I observe the below error when receiving UDP packets via Epoll:
'unaligned tcache chunk detected' I've managed to locate which part of the code but it doesn't make much sense.
This is the original code:
while (_listen) { const int count = epoll_wait(_epollFd, &events[0], MAX_SOCKETS, -1); assert(count != -1); for (int j = 0; j < count; ++j) { iovec iov; char control[1024]; msghdr msg; iov.iov_base = _buffer; iov.iov_len = sizeof(_buffer); msg.msg_iov = &iov; msg.msg_iovlen = 1; msg.msg_namelen = sizeof(sockaddr_in); msg.msg_control = &control[0]; msg.msg_controllen = 1024; const int sock = events[j].data.fd; const int64_t n = recvmsg(sock, &msg, 0); // This line seems to cause the problem // More code } } _buffer is a class member declared as: char _buffer[65'536];
By trial and error I narrowed the problem to this line:
const int64_t n = recvmsg(sock, &msg, 0); So I replaced ::recvmsg() with a call to ::recv() and it runs successfully:
while (_listen) { const int count = epoll_wait(_epollFd, &events[0], MAX_SOCKETS, -1); assert(count != -1); for (int j = 0; j < count; ++j) { const int sock = events[j].data.fd; const int64_t n = recv(sock, _buffer, sizeof(_buffer), 0); // More code } } Now the problem doesn't occur. What is causing this?

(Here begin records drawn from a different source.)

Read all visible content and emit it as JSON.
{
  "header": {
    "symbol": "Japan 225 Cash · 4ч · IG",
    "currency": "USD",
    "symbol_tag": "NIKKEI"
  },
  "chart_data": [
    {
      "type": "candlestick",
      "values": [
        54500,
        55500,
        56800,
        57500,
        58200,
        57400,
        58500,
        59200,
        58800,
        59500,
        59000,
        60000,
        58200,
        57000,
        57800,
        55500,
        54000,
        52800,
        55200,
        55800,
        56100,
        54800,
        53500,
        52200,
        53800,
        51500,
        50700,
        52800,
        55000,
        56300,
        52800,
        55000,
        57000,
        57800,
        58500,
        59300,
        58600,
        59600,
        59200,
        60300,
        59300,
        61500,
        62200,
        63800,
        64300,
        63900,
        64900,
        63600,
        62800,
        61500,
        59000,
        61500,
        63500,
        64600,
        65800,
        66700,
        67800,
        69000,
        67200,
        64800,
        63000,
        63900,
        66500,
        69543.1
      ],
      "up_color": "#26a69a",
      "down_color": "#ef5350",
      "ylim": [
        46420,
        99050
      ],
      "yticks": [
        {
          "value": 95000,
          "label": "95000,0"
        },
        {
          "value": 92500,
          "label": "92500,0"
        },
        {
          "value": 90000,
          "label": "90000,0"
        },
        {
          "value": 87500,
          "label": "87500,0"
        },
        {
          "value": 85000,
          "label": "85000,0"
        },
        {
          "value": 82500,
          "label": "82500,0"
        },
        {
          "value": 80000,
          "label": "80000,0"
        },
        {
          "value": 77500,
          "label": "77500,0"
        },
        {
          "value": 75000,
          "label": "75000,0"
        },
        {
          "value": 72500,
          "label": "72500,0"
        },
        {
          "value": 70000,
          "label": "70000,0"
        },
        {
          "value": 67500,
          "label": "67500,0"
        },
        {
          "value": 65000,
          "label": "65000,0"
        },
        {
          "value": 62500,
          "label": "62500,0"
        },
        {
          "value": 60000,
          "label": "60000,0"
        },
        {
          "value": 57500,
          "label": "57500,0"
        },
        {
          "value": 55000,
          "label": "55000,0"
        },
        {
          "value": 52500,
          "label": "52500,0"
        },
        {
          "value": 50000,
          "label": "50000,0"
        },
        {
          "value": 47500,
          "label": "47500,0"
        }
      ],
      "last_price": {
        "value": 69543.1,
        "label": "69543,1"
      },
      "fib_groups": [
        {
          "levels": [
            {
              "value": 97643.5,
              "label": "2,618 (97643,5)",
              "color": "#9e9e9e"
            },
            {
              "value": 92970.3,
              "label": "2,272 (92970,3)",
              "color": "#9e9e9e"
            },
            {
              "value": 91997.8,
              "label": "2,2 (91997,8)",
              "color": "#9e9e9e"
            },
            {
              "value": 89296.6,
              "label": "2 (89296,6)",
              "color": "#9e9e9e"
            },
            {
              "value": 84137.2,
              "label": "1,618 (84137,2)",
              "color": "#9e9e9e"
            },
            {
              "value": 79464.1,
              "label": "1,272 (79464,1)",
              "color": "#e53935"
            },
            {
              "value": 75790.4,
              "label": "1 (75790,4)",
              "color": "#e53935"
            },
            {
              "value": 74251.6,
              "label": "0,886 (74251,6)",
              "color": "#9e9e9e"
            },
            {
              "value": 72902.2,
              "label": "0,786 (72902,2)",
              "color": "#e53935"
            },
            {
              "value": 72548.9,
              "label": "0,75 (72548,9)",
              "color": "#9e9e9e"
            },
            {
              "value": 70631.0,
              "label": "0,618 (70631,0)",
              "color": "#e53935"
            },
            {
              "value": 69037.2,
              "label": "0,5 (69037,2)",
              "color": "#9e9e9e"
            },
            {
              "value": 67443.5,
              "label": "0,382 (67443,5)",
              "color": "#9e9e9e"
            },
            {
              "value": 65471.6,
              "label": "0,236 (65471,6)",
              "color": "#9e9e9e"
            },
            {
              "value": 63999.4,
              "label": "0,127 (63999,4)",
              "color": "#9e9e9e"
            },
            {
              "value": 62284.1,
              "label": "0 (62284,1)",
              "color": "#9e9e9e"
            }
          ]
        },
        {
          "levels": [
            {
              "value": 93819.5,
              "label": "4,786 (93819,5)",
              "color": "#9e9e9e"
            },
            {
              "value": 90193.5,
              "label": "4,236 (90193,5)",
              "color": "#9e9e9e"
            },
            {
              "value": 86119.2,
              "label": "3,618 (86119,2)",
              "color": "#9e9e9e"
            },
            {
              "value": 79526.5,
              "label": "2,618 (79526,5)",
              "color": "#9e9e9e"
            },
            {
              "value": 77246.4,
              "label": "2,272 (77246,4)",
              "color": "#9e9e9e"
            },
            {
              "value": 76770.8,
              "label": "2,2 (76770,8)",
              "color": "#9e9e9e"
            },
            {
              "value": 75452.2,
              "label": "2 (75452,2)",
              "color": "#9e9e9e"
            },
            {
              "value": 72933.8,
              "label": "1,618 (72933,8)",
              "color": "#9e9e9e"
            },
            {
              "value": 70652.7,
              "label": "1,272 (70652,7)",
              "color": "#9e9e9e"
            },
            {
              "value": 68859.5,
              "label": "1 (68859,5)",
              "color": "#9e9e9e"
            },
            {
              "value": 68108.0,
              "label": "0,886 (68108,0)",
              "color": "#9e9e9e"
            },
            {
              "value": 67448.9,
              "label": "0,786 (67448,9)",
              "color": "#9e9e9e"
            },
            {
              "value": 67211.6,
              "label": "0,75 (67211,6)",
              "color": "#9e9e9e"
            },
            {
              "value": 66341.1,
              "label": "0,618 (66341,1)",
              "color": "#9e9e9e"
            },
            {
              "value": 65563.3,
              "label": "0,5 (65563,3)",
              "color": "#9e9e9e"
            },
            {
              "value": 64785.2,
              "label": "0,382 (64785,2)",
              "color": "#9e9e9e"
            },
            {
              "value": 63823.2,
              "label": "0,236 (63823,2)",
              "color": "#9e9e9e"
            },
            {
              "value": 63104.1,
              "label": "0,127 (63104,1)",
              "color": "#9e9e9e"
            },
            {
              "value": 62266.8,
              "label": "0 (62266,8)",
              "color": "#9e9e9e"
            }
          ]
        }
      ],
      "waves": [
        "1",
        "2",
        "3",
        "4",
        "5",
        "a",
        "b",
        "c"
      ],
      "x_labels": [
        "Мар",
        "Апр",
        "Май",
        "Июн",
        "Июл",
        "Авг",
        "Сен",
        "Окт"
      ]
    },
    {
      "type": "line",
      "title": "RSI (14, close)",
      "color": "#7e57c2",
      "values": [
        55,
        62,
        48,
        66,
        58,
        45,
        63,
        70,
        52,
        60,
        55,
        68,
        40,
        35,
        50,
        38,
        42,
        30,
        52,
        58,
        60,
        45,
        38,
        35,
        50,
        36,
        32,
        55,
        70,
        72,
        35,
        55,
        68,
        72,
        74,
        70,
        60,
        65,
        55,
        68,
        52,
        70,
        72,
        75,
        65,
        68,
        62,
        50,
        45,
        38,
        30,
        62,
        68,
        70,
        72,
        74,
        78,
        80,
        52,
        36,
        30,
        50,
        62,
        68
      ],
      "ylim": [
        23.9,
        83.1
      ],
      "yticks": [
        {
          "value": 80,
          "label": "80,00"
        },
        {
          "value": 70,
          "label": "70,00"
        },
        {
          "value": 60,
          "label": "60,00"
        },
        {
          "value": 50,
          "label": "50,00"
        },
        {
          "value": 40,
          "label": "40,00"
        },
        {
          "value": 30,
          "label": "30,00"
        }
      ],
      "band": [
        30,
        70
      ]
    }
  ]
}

I'd like to understand why the first code doesn't work. The only memory is _buffer and that's not manually allocated.
(Unfortunately I cannot use a sanitize build due to the environment/build system).
131 Answer
In your code you forgot to set member msg_name of the struct msg:
iovec iov; char control[1024]; msghdr msg; // add the following line: sockaddr_in addr; iov.iov_base = _buffer; iov.iov_len = sizeof(_buffer); msg.msg_iov = &iov; msg.msg_iovlen = 1; msg.msg_control = &control[0]; msg.msg_controllen = 1024; // set the following members: msg.msg_name = &addr; msg.msg_namelen = sizeof(addr); const int sock = events[j].data.fd; const int64_t n = recvmsg(sock, &msg, 0); // More code The reason you had memory corruption is because you had undefined behavior: recvmsg() tried to write to pointer msg.msg_name, but the latter contained an uninitialized memory address, so recvmsg() was actually writing to an invalid location.
recvmsg() writes information about the host that sent the message inside msg.msg_name.